Despite the plain language of Washington’s preemption statute, in December 2015 King County Superior Court Judge Palmer Robinson upheld Seattle’s tax. NRA and our allies have appealed the court’s decision, and the case now sits with the Washington State Supreme Court.
In advocating for the tax, Burgess and other supporters of the legislation repeatedly cited figures from the City Budget Office that claimed the tax would raise between $300,000 and $500,000 a year. In an email to the Times this week, Burgess confessed, “During its first year, the firearms and ammunition tax payments received by the City were less than $200,000.” It is not clear how much less than $200,000 the city collected.
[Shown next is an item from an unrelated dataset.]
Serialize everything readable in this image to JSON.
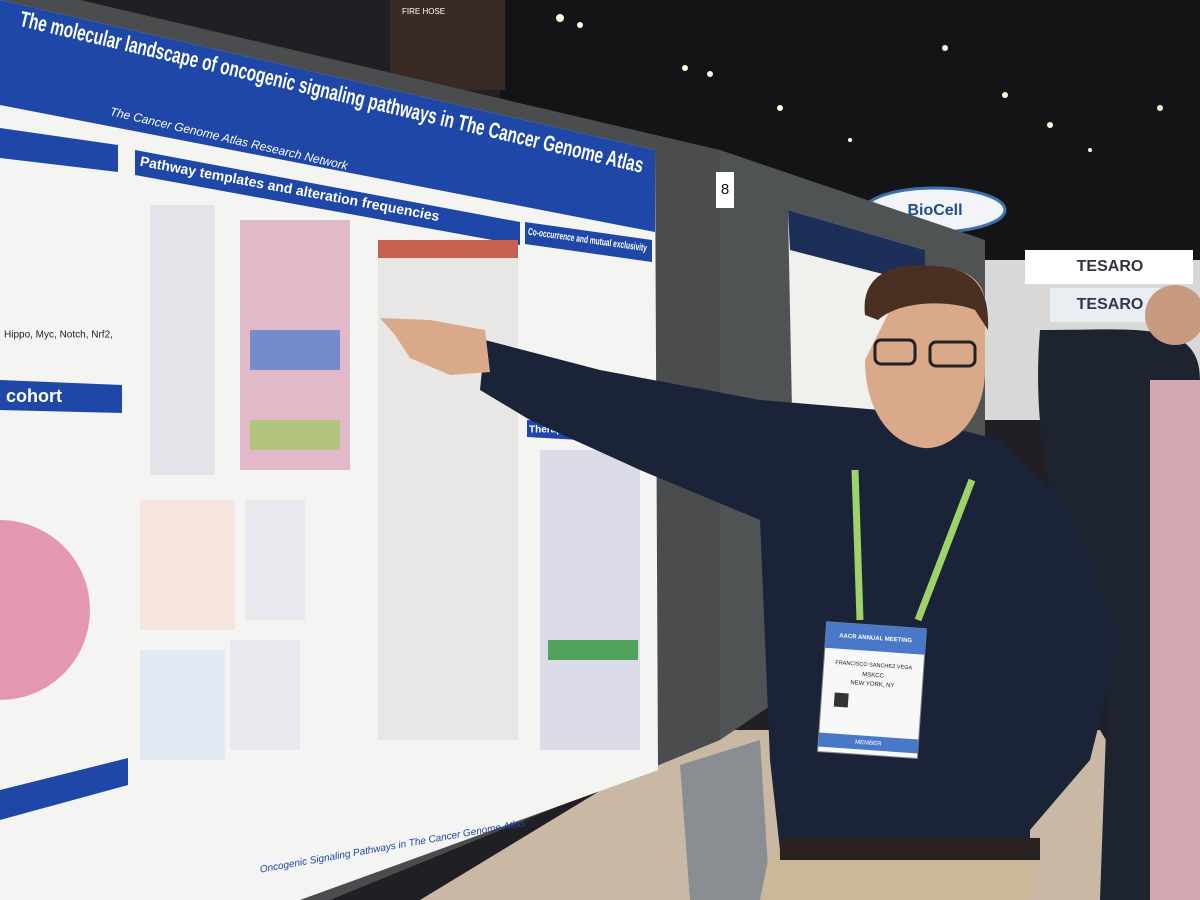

According to the Times, to come up with the outlandish $300,000-$500,000 figure, the City Budget Office “obtained the annual number of background checks for gun sales in Washington. Then they looked up what percentage of Washington’s licensed gun dealers were in Seattle and used that to guess the number of firearms sales in the city.” In addition to the fact that its analysis was too rudimentary to offer an accurate estimate of gun sales in Seattle, the budget office appears to have made no attempt to predict the impact the significant tax would have on the behavior of gun dealers and buyers.
Making this projection appear even more ridiculous is that the 2016 tax shortfall occurred in a year that witnessed record gun sales nationally and in the Evergreen State. In 2016, there were 713,996 NICS background checks conducted in Washington, whereas the 2015 total was 502,280. Washingtonians were buying plenty of guns in 2016, but as many predicted when the tax was proposed, not in Seattle.
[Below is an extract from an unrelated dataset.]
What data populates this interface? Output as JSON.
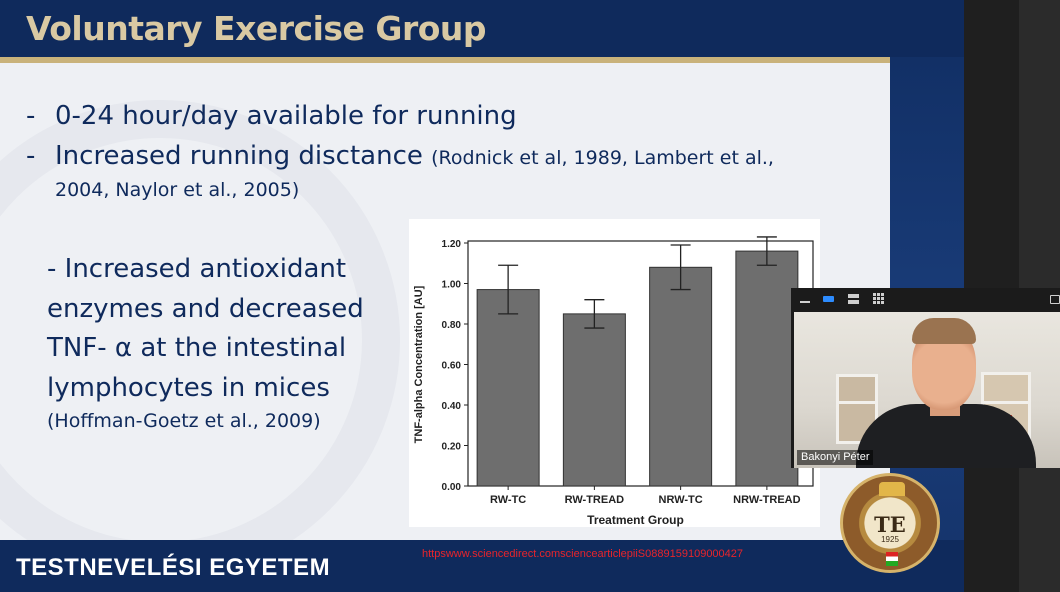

The inaccuracy of City Budget Office’s projections was readily apparent to gun dealers at the time the tax was enacted. Shortly after Burgess proposed the tax, Seattle gun store owner Sergey Solyanik told the Times that he didn’t think the city’s projected revenue was realistic. Solyanik explained that should the tax pass, “I would have almost no margins, so I would pass the tax on to my customers and most people would simply not buy from me… They would go to any of the stores around Seattle — there are a large number — and I would have to close.” Another gun dealer told the Times, “The public won’t buy ammunition in Seattle anymore… When a $10 or $15 box of ammunition costs an extra five bucks, it won’t be worth it.”
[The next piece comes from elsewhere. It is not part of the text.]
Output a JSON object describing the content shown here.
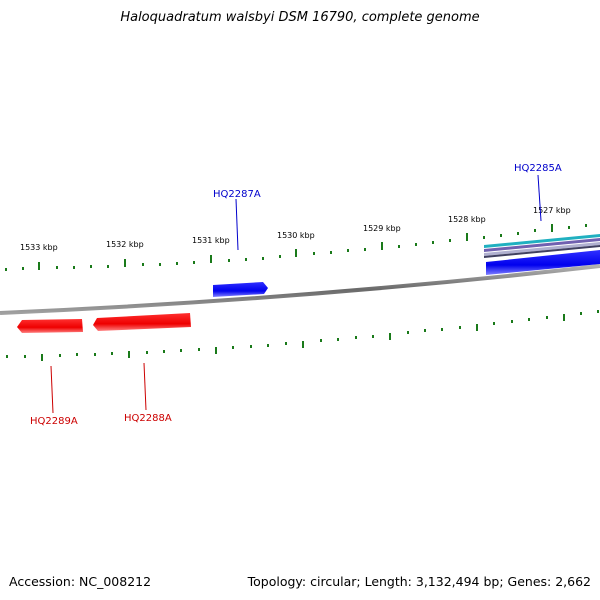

In addition to speaking to the press, Solyanik took his concerns about the tax and the foolish revenue projection directly to the city council. On July 15, 2015, Solyanik told the council, “I was horrified when I see the numbers behind this proposal. Seattle is a city that has a vibrant engineering community. We would think that we would be making decisions such as this based on data. And the data that has been submitted by the proponents is completely fake.” Speaking to the council again on the day that it passed the tax, Solyanik warned, “the revenue numbers in this proposal are not real. The city is not going to get any money from this tax. The city instead will lose tax revenue on existing sales.” Solyanik went on to add, “The only real purpose of this legislation is to run gun stores out of the city. I know it, you know it, and the courts will know it.”
In that effort, the city succeeded. Solyanik moved his store outside the city to avoid the tax. According to the Times, the only other dedicated gun store in Seattle has also left. Any honest accounting of the revenue collected from the tax should account for the lost revenue from these stores, and the others whose business has been curtailed by Seattle’s restriction.
Seattle’s high-profile failure has put every other anti-gun locality on notice that this type of taxation scheme is ineffective for raising revenue. Seattle’s embarrassment should make it harder for other localities to hide behind the false claim that these sorts of tax regimes are intended to raise revenue, rather than burden Second Amendment rights.